Letter: Sullivan’s youth is showing

In his Feb. 7 newsletter, Sen. Dan Sullivan criticized Democratic senators for their proposed protections of the Arctic National Wildlife Refuge, pointing out that the environmental degradation in their own Northeastern states disqualifies them from voicing opinions about Alaska’s affairs.

I fear that Sen. Sullivan is showing his youth. I am an environmentalist partly because I grew up in western Pennsylvania in the 1950s and 1960s, and the unchecked and ongoing environmental degradation was severe. The environmental movement gained momentum in the 1960s and ’70s precisely because of this environmental catastrophe. Pennsylvania land and water was being destroyed, Los Angeles air was unbreathable and Sen. Sullivan’s Cleveland was at least as bad as Pittsburgh. It was thought that Lake Erie would never be able to recover from its pollution, and the great memorable symbol of environmental crisis was when the Cuyahoga River caught on fire; this must have happened near Sen.

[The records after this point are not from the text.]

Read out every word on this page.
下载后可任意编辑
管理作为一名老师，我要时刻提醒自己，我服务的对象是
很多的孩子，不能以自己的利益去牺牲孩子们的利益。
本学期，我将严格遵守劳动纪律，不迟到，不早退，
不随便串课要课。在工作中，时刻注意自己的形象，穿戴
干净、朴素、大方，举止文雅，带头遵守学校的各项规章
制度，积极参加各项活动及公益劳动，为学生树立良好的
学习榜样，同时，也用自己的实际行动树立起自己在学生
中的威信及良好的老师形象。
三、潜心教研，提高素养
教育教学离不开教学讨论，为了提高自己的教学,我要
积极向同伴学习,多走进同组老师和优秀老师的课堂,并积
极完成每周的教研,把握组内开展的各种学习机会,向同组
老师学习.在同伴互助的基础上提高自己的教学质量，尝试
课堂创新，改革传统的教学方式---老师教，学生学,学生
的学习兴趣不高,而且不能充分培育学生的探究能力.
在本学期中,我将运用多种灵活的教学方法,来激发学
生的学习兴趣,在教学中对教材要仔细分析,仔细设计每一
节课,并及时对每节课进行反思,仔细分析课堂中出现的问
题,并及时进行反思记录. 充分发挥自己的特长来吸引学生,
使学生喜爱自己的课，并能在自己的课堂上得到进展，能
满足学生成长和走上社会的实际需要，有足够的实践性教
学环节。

Sullivan’s home.

I was eager to get out, and I did in 1970 to Alaska, and never looked back. But I realized by the late 1980s that the environmental movement had done much good work, and the place I fled from was recovering in ways that were unforeseen and inspiring. Pittsburgh, for example, strives to be a green city; bike trails abound and the rivers produce fish and recreation instead of poison. Cleveland’s success is less noticeable but there has been progress. Lake Erie supports a fishery and much of the Cuyahoga River is now included in a national park. Los Angeles is not blanketed in smog.

Much has been achieved, but I fear that much success has been forgotten or overlooked. We have come to take our success for granted and now environmental health is under attack. Sen. Sullivan should step back and take a wider view of what has happened not only in his Cleveland but in the industrial Northeast. The environmental degradation he scorns was a trigger for environmental action.

Sen. Sullivan claimed the attempt to protect ANWR is an attempt “to further impoverish my constituents.” Now, let’s remember that Alaska has tapped the nation’s largest oil field for decades, reports tell us that more prospects are opening up, and that most of the Arctic is and has been open for oil development for years. Not tapping ANWR in the past never made us poor and tapping it now won’t make us rich. We have fallen into that trap before.